>Kelley: Contrary to some opinions, Max Weber' theories pretty much in line
>with Karl Marx's view of capitalism, excpet that Weber focuses on the role
>of state in capitalist development, which btw latter-day-marxists also
>recognize.
>
>Yoshie: You do not understand, comrade. Weber was a racist pig who used
>the word "negro." We must condemn his blasphemous theories.
The problem is that Max Weber argues that rationality peculiar to the so-called "Occident" gave rise to the modern state: "[One who is] a product of modern European civilization, studying any problem of universal history, is bound to ask himself to what combination of circumstances the fact should be attributed that in Western civilization, and in Western civilization only, cultural phenomena have appeared which (as we like to think) lie in a line of development having _universal_ significance and value....[The] feudal state...has only been known to our culture...In fact the State itself...is known [in the full sense] only in the Occident. And the same is true of the most fateful force in our modern life, capitalism" (Weber, _The Protestant Ethic and the Spirit of Capitalism_).
It is anachronistic & culturalist to make capitalist rationality -- racialized into "European rationality" by Weber & Co. -- the cause of capitalism. It is likewise anachronistic & culturalist to make an idea -- rationality -- the cause of the modern state.
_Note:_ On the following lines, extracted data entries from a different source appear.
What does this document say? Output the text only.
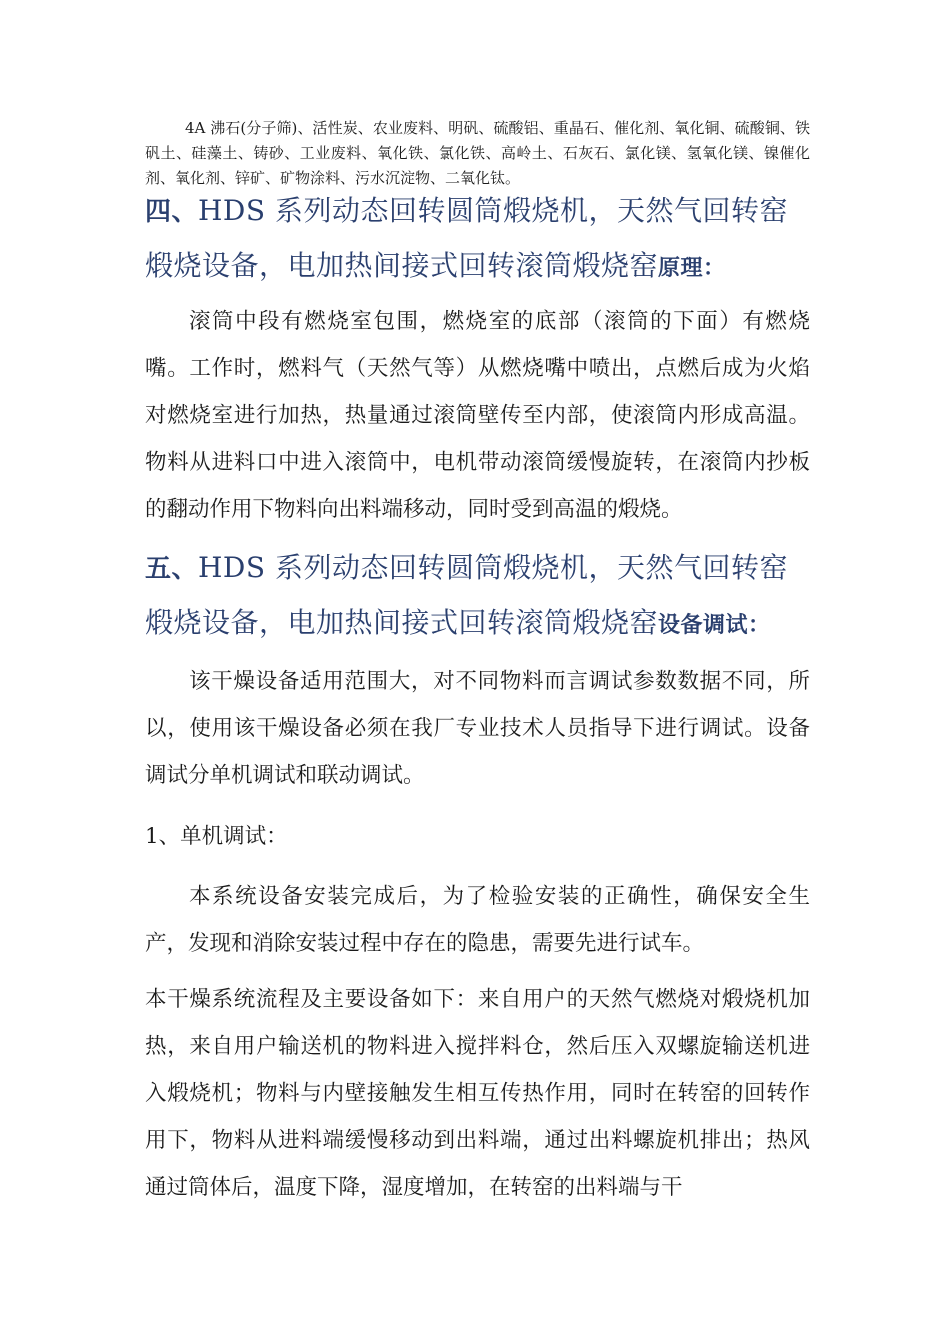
4A 沸石(分子筛)、活性炭、农业废料、明矾、硫酸铝、重晶石、催化剂、氧化铜、硫酸铜、铁矾土、硅藻土、铸砂、工业废料、氧化铁、氯化铁、高岭土、石灰石、氯化镁、氢氧化镁、镍催化剂、氧化剂、锌矿、矿物涂料、污水沉淀物、二氧化钛。

四、HDS 系列动态回转圆筒煅烧机，天然气回转窑煅烧设备，电加热间接式回转滚筒煅烧窑原理：

滚筒中段有燃烧室包围，燃烧室的底部（滚筒的下面）有燃烧嘴。工作时，燃料气（天然气等）从燃烧嘴中喷出，点燃后成为火焰对燃烧室进行加热，热量通过滚筒壁传至内部，使滚筒内形成高温。物料从进料口中进入滚筒中，电机带动滚筒缓慢旋转，在滚筒内抄板的翻动作用下物料向出料端移动，同时受到高温的煅烧。

五、HDS 系列动态回转圆筒煅烧机，天然气回转窑煅烧设备，电加热间接式回转滚筒煅烧窑设备调试：

该干燥设备适用范围大，对不同物料而言调试参数数据不同，所以，使用该干燥设备必须在我厂专业技术人员指导下进行调试。设备调试分单机调试和联动调试。

1、单机调试：

本系统设备安装完成后，为了检验安装的正确性，确保安全生产，发现和消除安装过程中存在的隐患，需要先进行试车。

本干燥系统流程及主要设备如下：来自用户的天然气燃烧对煅烧机加热，来自用户输送机的物料进入搅拌料仓，然后压入双螺旋输送机进入煅烧机；物料与内壁接触发生相互传热作用，同时在转窑的回转作用下，物料从进料端缓慢移动到出料端，通过出料螺旋机排出；热风通过筒体后，温度下降，湿度增加，在转窑的出料端与干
The "East" used to be a career, as Disraeli said. Now, the "West" is a fetish of intellectual investors in the Blessings-of-the-Civilization Trust.
Yoshie
P.S. The role of the state in capitalist development is well recognized by our contemporary Marxists such as Robert Brenner (_Merchants & Revolution_), Michael Perelman (_The Invention of Capitalism_), & Doug Henwood (_Wall Street_) and variously studied in a non-Eurocentric fashion.